You keep trying to convince yourself that eventually he’ll be grateful for your not giving up on him. And like magic, he’ll commit to spending the rest of his life rewarding you for it.
Meanwhile, he’s given you no reason to believe he’ll ever see you as someone worth growing for. If anything, he’s doubled down on his less endearing qualities.
It’s time to tell yourself, “What I won’t give up on is the chance I’ll meet someone better.”
13. If he really liked you as much as you want him to, you’d know.
If he felt the same way about you that you feel about him, he’d leave no room for doubt.
You don’t expect nonstop romance, but you do want a guy who is head-over-heels for you. And that’s not asking too much.
If you have a heart-to-heart talk with him about how he feels about you and where he sees the relationship going, and he seems “meh” about both, that’s a strong hint that it’s time to say goodbye.
14. He makes you feel needy or desperate.
Every time you feel overwhelmed or sad or in need of support, he makes you feel as though you need too much.

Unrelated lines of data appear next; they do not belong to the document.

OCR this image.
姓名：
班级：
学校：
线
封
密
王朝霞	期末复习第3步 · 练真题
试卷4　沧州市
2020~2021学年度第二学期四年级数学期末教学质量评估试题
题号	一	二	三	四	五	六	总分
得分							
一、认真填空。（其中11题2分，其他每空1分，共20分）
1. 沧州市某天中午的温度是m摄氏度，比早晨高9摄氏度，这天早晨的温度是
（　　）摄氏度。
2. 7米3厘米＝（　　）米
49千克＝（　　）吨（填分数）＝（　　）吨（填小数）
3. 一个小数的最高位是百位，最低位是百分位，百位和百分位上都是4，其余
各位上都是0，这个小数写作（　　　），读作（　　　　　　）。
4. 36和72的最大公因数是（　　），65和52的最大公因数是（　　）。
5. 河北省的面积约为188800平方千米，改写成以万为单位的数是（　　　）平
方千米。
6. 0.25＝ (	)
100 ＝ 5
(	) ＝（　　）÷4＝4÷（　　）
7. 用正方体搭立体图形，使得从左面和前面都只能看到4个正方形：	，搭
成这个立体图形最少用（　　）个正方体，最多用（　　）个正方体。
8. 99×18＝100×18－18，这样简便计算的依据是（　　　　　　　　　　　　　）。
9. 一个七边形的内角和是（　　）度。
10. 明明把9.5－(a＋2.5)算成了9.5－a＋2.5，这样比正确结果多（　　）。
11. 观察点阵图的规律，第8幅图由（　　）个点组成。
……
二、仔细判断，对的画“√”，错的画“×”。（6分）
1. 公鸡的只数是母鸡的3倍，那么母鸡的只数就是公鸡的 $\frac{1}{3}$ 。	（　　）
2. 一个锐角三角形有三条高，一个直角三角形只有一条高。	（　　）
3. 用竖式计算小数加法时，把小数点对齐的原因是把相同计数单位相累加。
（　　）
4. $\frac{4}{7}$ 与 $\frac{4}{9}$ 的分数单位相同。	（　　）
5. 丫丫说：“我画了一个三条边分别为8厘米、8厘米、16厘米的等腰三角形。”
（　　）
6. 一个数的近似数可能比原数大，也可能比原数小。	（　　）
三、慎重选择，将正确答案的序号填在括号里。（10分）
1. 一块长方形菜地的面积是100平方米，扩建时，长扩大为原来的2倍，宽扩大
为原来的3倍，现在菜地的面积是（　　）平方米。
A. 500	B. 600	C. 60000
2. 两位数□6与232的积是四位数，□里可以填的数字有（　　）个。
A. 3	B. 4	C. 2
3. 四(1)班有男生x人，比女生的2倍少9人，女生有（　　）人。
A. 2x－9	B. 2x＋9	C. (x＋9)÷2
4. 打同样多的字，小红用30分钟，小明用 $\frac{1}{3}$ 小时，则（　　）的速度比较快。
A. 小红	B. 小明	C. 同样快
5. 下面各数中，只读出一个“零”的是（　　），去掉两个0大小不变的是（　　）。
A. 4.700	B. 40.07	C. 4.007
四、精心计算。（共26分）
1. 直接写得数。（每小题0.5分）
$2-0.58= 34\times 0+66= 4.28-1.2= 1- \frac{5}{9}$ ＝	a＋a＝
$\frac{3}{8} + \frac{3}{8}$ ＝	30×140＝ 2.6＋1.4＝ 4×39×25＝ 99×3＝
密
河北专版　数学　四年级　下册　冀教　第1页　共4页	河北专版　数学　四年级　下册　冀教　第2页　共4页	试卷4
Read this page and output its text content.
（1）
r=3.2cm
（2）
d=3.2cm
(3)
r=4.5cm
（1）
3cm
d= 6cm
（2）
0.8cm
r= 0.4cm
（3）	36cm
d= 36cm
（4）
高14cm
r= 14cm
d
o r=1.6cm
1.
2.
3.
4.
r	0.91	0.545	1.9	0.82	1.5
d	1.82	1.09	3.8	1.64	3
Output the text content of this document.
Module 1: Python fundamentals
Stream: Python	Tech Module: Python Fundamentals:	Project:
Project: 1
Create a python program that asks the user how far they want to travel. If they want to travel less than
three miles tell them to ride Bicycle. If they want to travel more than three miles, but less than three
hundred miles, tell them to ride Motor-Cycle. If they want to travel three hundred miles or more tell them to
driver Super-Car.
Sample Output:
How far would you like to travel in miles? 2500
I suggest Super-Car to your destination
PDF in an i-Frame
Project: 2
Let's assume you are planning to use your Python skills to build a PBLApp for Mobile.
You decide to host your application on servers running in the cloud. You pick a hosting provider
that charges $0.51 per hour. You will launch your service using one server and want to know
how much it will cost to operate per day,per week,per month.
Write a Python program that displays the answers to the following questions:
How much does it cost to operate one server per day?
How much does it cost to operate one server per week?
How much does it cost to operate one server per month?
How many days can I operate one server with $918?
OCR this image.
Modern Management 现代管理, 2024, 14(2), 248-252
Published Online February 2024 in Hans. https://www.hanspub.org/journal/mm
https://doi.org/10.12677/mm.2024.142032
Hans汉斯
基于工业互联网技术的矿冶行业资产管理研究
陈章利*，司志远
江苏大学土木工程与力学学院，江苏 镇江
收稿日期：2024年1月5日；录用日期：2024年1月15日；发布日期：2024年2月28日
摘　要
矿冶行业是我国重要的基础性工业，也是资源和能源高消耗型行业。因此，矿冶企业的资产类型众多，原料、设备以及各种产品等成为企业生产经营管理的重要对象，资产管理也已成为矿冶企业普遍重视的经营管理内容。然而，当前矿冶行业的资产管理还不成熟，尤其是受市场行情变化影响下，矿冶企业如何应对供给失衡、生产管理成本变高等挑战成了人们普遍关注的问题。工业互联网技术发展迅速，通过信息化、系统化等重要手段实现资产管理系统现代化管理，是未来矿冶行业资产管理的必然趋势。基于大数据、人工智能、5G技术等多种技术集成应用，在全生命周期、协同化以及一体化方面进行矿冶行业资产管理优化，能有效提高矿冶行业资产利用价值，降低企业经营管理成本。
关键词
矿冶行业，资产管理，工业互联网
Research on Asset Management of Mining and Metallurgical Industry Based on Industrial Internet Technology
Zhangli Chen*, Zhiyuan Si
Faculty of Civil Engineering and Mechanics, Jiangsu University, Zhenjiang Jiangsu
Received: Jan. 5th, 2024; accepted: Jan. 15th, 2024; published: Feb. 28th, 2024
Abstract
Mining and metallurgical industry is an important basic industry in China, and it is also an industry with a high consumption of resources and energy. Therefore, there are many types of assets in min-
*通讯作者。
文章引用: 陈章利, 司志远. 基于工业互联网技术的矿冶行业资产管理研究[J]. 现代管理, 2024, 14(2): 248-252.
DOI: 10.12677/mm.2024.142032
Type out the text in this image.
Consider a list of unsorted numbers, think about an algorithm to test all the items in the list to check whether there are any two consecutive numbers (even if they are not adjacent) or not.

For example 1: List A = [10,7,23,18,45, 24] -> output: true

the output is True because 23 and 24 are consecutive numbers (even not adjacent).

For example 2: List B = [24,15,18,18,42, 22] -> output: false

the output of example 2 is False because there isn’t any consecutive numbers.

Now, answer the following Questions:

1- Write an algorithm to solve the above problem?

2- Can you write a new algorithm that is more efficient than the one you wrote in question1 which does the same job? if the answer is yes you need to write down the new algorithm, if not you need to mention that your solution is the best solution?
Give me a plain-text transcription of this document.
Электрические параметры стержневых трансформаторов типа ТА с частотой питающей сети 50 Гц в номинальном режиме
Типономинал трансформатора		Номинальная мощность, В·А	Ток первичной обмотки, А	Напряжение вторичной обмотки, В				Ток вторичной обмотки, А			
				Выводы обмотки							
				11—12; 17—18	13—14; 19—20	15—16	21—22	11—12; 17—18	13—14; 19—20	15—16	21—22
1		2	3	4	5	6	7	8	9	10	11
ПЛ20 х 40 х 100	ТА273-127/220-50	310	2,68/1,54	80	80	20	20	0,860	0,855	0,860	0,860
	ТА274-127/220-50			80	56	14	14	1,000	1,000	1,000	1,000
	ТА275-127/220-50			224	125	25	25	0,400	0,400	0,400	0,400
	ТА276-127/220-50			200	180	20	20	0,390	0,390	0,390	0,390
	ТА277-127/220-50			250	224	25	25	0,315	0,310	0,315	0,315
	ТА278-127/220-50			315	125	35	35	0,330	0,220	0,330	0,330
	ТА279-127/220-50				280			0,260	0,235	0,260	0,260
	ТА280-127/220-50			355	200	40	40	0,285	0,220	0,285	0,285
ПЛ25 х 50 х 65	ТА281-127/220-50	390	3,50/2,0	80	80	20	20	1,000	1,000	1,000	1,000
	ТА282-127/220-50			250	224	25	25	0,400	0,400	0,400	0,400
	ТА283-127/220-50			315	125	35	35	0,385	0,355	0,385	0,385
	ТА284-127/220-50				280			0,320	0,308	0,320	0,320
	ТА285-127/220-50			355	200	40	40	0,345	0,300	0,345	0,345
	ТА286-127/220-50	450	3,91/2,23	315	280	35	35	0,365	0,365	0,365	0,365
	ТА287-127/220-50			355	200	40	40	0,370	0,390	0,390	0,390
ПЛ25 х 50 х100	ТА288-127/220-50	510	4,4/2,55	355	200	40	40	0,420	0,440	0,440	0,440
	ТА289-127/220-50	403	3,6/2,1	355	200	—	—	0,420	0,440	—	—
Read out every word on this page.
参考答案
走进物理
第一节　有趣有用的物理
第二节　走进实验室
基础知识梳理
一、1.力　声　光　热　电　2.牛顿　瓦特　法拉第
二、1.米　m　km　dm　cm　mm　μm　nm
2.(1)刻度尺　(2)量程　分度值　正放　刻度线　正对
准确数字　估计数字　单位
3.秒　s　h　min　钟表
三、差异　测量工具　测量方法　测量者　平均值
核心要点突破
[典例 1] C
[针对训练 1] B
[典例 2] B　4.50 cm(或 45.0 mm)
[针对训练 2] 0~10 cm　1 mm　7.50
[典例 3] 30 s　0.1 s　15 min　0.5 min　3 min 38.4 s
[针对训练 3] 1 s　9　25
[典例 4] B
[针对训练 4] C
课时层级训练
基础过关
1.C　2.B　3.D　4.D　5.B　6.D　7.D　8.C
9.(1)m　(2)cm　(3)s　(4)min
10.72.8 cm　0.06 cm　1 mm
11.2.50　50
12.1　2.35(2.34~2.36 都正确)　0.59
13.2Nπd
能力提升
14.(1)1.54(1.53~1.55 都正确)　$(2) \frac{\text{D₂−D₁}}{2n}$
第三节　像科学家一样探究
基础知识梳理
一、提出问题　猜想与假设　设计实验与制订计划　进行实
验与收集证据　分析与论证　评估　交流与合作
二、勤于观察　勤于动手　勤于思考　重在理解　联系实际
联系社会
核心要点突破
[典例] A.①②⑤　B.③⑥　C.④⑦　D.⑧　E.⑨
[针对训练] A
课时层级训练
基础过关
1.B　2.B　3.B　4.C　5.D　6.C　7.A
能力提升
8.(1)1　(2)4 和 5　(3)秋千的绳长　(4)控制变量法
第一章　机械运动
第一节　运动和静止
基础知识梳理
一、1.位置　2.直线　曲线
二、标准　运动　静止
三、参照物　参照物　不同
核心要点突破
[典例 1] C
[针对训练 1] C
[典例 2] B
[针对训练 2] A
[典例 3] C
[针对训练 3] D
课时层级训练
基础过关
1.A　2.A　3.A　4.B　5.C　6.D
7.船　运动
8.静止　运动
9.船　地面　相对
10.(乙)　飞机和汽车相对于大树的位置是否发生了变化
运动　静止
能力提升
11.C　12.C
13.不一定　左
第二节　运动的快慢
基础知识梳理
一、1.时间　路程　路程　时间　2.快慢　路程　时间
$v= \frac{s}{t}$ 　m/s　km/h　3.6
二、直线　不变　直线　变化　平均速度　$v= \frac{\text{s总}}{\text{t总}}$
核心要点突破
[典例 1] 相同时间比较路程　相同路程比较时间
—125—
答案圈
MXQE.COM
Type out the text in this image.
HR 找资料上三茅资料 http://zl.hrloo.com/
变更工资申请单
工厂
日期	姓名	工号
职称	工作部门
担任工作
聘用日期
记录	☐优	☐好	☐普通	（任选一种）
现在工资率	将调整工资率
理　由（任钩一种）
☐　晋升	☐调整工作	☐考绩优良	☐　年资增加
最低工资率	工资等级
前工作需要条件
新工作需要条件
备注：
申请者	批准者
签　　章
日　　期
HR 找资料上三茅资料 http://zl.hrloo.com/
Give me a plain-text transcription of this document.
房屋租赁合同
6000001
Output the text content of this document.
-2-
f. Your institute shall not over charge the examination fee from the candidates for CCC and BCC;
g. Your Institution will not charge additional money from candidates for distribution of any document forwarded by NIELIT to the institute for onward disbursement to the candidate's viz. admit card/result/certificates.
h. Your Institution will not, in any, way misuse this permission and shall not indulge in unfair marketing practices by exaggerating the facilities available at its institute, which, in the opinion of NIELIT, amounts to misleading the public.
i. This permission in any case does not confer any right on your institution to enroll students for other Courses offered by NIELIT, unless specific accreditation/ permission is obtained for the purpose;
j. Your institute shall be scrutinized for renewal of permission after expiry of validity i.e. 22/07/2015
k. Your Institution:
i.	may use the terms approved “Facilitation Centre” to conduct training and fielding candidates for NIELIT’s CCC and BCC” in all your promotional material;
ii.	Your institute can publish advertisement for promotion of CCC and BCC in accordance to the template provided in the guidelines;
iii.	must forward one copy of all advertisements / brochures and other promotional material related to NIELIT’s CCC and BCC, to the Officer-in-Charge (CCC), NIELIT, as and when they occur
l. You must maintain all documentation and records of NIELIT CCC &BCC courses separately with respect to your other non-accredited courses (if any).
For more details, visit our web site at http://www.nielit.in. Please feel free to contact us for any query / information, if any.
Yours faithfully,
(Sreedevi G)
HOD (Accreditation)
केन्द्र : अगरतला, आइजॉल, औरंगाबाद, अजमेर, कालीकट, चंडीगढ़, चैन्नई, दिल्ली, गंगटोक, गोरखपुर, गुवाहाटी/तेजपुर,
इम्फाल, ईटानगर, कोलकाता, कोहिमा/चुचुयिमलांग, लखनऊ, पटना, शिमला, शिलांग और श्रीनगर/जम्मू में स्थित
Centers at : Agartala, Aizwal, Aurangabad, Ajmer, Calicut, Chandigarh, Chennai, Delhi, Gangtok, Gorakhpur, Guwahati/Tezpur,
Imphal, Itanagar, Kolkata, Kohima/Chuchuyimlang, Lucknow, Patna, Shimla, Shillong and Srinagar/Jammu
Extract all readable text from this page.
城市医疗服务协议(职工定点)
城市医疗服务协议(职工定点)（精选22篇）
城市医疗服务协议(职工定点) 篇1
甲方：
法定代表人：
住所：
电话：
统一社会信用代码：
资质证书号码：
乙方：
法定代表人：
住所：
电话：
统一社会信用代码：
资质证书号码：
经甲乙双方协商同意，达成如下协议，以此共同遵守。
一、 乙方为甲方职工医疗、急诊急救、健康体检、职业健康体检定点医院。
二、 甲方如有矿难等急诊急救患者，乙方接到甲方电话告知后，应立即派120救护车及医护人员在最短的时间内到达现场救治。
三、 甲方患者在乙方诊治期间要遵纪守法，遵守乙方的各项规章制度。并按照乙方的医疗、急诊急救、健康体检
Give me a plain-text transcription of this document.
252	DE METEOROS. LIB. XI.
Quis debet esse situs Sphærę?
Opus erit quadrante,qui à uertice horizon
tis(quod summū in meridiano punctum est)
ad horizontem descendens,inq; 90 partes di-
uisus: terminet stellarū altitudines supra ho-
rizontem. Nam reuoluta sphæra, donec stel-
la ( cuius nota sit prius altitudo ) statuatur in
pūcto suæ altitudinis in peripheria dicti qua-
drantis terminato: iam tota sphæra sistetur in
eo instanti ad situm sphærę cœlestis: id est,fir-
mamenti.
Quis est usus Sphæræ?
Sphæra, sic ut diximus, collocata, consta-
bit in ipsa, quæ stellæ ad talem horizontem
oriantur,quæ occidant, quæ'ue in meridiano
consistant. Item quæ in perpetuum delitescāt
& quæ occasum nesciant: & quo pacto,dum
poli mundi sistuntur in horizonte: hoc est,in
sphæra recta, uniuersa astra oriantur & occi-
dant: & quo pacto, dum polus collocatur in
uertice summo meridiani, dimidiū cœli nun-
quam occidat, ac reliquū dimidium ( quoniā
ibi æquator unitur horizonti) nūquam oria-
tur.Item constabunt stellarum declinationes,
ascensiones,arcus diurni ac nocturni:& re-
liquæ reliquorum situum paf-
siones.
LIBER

Maybe all you want is a comforting hug, and he acts as though you’re suffocating him.
Or you ask him to just listen as you tell him about a painful experience, and he acts as though you’re making your time together all about you. The way he acts makes you wonder things like, “Am I too needy?” or “Am I too selfish?”
Yet when he has something to say, he expects your undivided attention.
15. You finally realize you’re better off alone.
The more you think about it — and the more time you spend with him — the clearer it becomes that you’re a lot happier when you’re not with him. You’re more yourself and more comfortable with yourself when he’s not around.
The more aware you are that you’d be better off alone than with this guy, the easier it is to let go of him.
You’re ready for someone who makes couple time something to look forward to.
How to Let Go of a Guy Who is Not into You
It’s tempting to think you’ll know without any doubt when to move on from a guy, but it’s not easy to let go of someone after investing so much of yourself in him. Whatever he’s given back feels like table scraps compared to the feast you’ve prepared.
You know he doens’t feel the same. And you deserve better than that.
What you do next depends on whether he’s still in your life or whether you’re just having a hard time breaking free of the hold he’s had on you.
Consider the following options in that light.
- Have a brief chat where you calmly break up with him and wish him the best, without giving him a chance to argue.
- Perform a ceremony (alone or with friends) where you take everything you’ve held onto “just in case this works” and dispose of it.
- Cut off all contact with this guy. Block his number, sever your social media connections, and make it impossible for him to get a hold of you (and vice-versa).
- Make it clear to him, if he argues, that you’re not friends. He hasn’t treated you like one, and you deserve better. He shouldn’t expect you to leave a back door open.
Is it time to give up on your guy?
Now that you’re well-acquainted with the signs you should give up on this guy, what will you do today to sever or at least weaken his hold on you?
If you’re still a couple, it’s time to fix that, and the sooner the better. Think of how free you’ll feel when you cut ties and take your first step toward moving on. He doesn’t get to use you anymore. You just hope other women will see through him and be spared.
And don’t forget to celebrate your freedom. It’s time for the rest of your life to begin.